Свадьбу сыграли, конечно, не очень пышную, но не хуже, чем у людей. Пригласил я товарищей по работе. Соня и Николай своих друзей позвали. Гуляли два дня.
Стали молодые жить у нас: одна комната им пошла, другая нам с Зиной. Жили они дружно, весело. Николай магнитофон купил — парень он был грамотный, в армии в радиолокации служил. Пошли песни, музыка, джаз. Все вроде бы хорошо. Но только стал я за собой одну особенность примечать. Казалось бы, ничего Сонин муж худого мне не делал, но у меня к нему неприязнь какая-то появилась. То ли дочку я ревновал, то ли еще что… Словом, парень он был неглупый, понял, что, пока не поздно, разъезжаться нам надо, чтобы отношения добрыми остались.

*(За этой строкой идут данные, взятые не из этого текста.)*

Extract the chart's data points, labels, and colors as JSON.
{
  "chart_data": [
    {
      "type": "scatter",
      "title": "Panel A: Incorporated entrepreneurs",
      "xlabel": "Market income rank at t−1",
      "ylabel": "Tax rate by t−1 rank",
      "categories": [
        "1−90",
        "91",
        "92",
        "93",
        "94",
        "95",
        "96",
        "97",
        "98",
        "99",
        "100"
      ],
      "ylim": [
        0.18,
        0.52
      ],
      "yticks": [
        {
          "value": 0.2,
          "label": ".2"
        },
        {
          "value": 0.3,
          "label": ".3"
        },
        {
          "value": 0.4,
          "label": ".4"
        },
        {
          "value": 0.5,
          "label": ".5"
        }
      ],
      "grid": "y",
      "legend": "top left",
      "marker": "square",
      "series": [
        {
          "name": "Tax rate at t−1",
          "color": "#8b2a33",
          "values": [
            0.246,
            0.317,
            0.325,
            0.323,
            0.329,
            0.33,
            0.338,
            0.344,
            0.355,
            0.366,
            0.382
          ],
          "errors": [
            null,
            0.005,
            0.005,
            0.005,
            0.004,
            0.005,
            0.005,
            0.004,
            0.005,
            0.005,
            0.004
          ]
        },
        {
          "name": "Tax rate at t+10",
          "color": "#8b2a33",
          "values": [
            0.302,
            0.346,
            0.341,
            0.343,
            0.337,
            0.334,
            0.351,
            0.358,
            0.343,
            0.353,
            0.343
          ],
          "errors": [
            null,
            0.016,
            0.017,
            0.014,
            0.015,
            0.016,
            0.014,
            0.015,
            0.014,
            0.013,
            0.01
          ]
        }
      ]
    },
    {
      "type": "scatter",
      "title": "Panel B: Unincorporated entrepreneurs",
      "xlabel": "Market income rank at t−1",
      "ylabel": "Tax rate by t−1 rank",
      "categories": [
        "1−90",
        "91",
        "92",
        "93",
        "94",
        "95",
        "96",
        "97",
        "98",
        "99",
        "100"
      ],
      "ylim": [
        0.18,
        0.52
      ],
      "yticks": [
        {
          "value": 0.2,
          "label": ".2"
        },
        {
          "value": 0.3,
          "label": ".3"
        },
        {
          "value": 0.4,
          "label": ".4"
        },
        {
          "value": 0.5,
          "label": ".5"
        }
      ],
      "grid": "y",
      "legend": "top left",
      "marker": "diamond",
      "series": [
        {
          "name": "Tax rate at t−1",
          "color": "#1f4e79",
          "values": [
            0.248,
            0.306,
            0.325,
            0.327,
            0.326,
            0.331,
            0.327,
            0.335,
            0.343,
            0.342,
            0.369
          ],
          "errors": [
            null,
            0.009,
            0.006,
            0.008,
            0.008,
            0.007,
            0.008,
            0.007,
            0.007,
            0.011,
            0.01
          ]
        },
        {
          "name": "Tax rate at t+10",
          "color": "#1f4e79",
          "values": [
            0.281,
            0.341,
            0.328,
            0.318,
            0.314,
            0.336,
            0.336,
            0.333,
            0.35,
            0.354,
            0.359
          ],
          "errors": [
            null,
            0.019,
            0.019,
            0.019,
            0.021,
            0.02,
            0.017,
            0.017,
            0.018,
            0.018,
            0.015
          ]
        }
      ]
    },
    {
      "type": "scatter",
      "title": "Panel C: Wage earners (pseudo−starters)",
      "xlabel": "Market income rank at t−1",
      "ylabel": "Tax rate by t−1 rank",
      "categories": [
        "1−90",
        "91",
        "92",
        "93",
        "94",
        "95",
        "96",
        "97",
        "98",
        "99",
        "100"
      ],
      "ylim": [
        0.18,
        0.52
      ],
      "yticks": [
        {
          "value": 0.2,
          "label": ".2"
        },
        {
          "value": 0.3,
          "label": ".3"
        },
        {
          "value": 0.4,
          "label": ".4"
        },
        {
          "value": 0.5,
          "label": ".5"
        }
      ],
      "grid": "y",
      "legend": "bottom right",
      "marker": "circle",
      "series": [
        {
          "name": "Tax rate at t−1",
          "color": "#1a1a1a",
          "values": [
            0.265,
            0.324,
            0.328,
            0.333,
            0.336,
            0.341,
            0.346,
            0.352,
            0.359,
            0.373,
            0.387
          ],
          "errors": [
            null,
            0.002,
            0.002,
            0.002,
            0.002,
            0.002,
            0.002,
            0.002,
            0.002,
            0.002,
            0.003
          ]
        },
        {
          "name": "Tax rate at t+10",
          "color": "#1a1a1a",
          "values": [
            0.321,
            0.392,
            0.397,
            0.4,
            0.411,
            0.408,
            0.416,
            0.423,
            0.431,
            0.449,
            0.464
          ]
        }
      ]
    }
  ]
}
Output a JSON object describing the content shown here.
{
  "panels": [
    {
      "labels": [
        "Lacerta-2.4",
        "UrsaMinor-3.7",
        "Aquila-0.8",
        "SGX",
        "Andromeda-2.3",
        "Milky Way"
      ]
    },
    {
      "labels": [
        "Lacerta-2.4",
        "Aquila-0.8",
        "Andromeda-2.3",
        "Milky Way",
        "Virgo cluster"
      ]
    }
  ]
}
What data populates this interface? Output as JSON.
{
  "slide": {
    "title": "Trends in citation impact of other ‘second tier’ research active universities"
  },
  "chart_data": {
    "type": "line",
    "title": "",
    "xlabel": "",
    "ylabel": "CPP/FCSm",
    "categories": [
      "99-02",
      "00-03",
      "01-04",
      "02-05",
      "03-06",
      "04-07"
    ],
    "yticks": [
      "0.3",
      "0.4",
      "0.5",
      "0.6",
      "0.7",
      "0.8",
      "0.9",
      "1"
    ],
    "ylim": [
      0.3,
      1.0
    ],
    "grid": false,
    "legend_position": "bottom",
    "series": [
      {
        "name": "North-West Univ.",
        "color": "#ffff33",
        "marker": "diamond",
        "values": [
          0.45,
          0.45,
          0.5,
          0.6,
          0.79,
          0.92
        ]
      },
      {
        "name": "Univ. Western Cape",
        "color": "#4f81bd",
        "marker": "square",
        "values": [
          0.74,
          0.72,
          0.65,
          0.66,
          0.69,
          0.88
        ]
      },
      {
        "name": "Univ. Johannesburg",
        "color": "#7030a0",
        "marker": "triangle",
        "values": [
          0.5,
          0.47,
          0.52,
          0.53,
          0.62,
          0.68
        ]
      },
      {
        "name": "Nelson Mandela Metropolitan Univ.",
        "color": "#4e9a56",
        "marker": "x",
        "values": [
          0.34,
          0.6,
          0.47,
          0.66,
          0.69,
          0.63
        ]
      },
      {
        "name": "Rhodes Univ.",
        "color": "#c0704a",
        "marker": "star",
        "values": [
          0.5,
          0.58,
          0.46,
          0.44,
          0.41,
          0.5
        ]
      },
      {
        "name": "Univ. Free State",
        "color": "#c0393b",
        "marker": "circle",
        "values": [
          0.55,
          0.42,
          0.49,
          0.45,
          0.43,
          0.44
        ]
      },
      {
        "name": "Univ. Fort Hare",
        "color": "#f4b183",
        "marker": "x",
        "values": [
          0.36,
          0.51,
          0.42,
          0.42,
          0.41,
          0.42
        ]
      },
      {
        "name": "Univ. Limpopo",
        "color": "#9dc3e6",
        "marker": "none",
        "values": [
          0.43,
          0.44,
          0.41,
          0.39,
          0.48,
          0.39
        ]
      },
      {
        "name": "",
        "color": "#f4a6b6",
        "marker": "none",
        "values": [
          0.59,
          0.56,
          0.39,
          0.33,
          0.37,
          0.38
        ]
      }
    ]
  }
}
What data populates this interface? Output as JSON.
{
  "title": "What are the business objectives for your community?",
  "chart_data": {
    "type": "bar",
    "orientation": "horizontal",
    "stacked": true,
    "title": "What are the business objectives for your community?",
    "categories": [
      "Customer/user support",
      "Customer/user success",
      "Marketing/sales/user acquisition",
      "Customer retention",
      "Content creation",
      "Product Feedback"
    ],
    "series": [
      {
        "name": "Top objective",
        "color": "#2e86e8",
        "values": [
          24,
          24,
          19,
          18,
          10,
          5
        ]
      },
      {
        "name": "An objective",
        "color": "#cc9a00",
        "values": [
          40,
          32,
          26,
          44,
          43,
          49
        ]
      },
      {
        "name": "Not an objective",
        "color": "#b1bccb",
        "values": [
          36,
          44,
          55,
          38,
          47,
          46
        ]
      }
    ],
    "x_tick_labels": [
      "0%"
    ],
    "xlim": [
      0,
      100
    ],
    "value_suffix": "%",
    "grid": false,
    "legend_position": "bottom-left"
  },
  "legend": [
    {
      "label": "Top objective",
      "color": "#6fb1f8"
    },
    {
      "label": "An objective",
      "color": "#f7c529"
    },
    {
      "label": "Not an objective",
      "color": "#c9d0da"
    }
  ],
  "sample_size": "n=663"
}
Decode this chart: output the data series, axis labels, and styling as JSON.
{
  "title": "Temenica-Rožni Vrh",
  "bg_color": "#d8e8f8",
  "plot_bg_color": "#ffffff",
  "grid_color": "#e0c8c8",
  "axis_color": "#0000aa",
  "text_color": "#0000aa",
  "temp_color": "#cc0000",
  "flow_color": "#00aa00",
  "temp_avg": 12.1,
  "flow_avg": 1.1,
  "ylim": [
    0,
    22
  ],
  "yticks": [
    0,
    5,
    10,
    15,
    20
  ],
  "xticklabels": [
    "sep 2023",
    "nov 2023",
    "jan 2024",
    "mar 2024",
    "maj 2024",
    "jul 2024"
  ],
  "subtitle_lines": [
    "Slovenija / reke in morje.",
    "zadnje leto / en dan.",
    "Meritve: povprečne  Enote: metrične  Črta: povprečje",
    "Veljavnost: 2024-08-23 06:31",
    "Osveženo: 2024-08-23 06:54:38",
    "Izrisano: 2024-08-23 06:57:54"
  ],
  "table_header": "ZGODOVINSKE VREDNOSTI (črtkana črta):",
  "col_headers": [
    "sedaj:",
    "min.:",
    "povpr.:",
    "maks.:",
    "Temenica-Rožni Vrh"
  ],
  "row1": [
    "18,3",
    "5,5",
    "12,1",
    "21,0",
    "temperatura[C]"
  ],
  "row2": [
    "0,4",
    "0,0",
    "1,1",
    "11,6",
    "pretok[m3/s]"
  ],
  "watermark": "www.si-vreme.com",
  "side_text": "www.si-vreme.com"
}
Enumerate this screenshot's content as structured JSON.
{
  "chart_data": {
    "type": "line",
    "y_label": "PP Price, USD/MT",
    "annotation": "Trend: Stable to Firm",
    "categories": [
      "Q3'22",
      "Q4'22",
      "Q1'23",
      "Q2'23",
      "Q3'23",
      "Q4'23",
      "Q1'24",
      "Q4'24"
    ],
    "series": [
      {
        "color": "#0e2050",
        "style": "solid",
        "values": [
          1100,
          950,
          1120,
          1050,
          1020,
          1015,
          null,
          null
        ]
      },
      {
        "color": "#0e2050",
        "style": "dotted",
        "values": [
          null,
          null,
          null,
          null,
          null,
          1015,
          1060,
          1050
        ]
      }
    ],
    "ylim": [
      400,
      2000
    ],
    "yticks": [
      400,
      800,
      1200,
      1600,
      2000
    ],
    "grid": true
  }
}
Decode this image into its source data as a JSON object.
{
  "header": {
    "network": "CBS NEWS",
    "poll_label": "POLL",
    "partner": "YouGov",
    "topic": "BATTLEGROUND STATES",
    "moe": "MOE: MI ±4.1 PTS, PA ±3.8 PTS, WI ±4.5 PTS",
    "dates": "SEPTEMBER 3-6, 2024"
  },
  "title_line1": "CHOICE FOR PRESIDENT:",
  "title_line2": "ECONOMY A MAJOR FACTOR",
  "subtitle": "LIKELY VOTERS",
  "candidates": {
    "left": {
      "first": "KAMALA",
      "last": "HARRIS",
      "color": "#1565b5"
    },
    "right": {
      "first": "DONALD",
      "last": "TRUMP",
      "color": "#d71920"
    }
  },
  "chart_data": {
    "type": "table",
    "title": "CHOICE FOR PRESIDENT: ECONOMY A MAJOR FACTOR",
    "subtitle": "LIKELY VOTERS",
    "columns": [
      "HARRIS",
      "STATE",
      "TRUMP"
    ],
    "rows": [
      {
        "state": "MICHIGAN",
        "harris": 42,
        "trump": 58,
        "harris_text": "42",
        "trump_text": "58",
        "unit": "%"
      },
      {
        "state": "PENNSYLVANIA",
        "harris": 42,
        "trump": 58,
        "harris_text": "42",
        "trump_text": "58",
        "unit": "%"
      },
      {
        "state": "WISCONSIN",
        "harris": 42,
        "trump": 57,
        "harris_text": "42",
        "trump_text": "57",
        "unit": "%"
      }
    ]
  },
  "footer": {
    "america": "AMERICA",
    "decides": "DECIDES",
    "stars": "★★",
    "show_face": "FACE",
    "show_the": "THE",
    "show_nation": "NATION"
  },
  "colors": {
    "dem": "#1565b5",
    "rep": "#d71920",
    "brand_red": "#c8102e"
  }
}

Однажды вечером заходит он к нам в комнату — я один дома был.
«Надумал я, говорит, Сергей Степанович, в район перебираться. Дают квартиру отдельную и место хорошее — главным механиком гаража».
«Ну что ж, отвечаю, правильно надумал. Люди вы взрослые, специальность у обоих есть, вполне можете самостоятельно жить. И чем раньше начнете, тем лучше для вашей семьи будет.
А то, знаешь, пословица есть: дети до тех пор дети, пока с родителями живут».
Он помолчал, потом взглянул на меня прямо и спрашивает:
«Сергей Степанович, дело это прошлое, поскольку решили мы теперь врозь жить. Но все же скажите, за что невзлюбили меня?»